While Shinseki’s infamous black beret decision shows, perhaps, what not to do, the approach adopted by the Maneuver Center of Excellence (MCoE) demonstrates the opposite. The MCoE made a public call for recommendations for their unit insignia, shoulder patch, and motto. The patch underwent several minor changes from 2008 to 2009, and was officially distributed in 2009. There was no backlash, no change.org petitions. The final product made sense. Proactive engagement allowed the unit to avoid unintentional missteps. Since the SFAB patch has yet to be officially adopted, there may be time to adopt the same method. Doing so would be reactive, but might earn the SFAB more supporters from the current population of detractors.

All this begs the question as to why the SFAB needs special uniform features at all. According to Army Regulation 670-1 (Wear and Appearance of Army Uniforms and Insignia), uniforms are a symbol of professionalism that indicate pride, esprit de corps, and morale. From this perspective, distinctive features make sense—unit members are set apart, unique, and easily identified. Having something new and distinctive is not the issue. Borrowing so many features from historically significant organizations—without having first matched the assessment, training, and operational rigor—is the problem. Someone should have expected such a swift backlash. These things are deeply personal.

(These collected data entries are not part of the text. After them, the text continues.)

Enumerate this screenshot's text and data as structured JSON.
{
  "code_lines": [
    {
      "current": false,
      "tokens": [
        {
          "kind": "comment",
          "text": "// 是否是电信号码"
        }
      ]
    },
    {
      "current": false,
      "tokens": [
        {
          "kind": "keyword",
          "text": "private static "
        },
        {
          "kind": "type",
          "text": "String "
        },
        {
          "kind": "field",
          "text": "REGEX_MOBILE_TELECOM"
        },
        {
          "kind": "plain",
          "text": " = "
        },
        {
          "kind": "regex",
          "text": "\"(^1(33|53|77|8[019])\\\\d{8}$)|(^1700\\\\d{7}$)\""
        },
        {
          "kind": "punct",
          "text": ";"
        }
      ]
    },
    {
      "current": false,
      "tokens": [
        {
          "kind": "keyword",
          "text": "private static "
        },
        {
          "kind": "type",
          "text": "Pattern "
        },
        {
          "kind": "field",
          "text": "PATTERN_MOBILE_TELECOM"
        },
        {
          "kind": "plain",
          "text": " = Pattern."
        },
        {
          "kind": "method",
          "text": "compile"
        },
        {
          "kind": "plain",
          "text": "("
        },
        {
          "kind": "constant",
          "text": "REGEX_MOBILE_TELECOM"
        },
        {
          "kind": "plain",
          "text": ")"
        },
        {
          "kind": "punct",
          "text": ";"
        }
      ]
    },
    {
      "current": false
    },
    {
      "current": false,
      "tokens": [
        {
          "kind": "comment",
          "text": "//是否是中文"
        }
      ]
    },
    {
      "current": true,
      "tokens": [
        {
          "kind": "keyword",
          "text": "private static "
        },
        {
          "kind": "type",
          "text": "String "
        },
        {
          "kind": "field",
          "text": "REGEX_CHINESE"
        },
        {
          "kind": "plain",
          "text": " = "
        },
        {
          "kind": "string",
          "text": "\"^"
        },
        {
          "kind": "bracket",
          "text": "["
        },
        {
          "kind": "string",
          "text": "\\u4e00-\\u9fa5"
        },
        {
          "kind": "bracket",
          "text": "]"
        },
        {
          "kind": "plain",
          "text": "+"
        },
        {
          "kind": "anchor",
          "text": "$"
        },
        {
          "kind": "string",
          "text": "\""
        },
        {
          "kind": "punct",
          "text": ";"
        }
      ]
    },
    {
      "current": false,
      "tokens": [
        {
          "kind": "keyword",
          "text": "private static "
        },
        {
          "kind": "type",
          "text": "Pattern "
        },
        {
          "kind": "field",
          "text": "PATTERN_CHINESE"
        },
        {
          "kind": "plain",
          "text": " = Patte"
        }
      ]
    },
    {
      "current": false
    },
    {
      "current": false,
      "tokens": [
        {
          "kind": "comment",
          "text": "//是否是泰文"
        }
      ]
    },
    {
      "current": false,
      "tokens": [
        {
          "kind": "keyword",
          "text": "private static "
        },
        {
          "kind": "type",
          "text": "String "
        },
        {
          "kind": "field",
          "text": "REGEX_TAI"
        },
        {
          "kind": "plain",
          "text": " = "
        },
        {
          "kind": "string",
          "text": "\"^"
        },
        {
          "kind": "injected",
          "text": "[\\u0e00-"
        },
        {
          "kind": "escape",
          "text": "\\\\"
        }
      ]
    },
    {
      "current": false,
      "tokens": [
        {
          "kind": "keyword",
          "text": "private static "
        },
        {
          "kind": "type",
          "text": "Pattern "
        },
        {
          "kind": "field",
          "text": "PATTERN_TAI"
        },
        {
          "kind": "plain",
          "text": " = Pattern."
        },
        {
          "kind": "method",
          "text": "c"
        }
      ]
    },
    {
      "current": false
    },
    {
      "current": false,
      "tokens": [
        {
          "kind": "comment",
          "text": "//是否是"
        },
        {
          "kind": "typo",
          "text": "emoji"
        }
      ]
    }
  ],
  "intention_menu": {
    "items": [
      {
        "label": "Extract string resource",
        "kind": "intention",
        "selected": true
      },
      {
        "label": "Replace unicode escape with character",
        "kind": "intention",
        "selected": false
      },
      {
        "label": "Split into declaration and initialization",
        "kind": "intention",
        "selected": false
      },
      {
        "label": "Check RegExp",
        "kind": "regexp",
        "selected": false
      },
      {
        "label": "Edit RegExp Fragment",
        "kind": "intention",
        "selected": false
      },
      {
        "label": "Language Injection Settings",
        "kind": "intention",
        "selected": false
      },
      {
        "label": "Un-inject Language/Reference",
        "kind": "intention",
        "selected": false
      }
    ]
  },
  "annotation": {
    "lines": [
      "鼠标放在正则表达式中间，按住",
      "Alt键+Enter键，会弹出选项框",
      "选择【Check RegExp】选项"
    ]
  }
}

Spending a little time on the 1st SFAB’s Facebook page makes one thing certain: the unit is training and preparing its people. With an accelerated deployment timeline that puts them into a combat environment months ahead of the original schedule, that is exactly where the focus should be. The uniform issues, while intended to instill pride and garner positive attention from potential recruits, have proven ill-timed and were largely avoidable. The key for the SFAB is proving whether the investment in talent, time, and training dollars was worthwhile. But with the pressure to do so, and do so on a rushed deployment timeline, the Army needs to be clearing distractions from the SFAB’s way, not creating them.

 

Maj. Rick Montcalm is a scholar with the Modern War Institute at the United States Military Academy, West Point, NY. An Armor Officer by trade, he has served in Armor, Infantry, and Stryker Brigade Combat Teams, with operational experience in both Iraq and Afghanistan.

The views expressed in this article are those of the authors and do not reflect the official policy or position of the Department of the Army, Department of Defense, or the US government.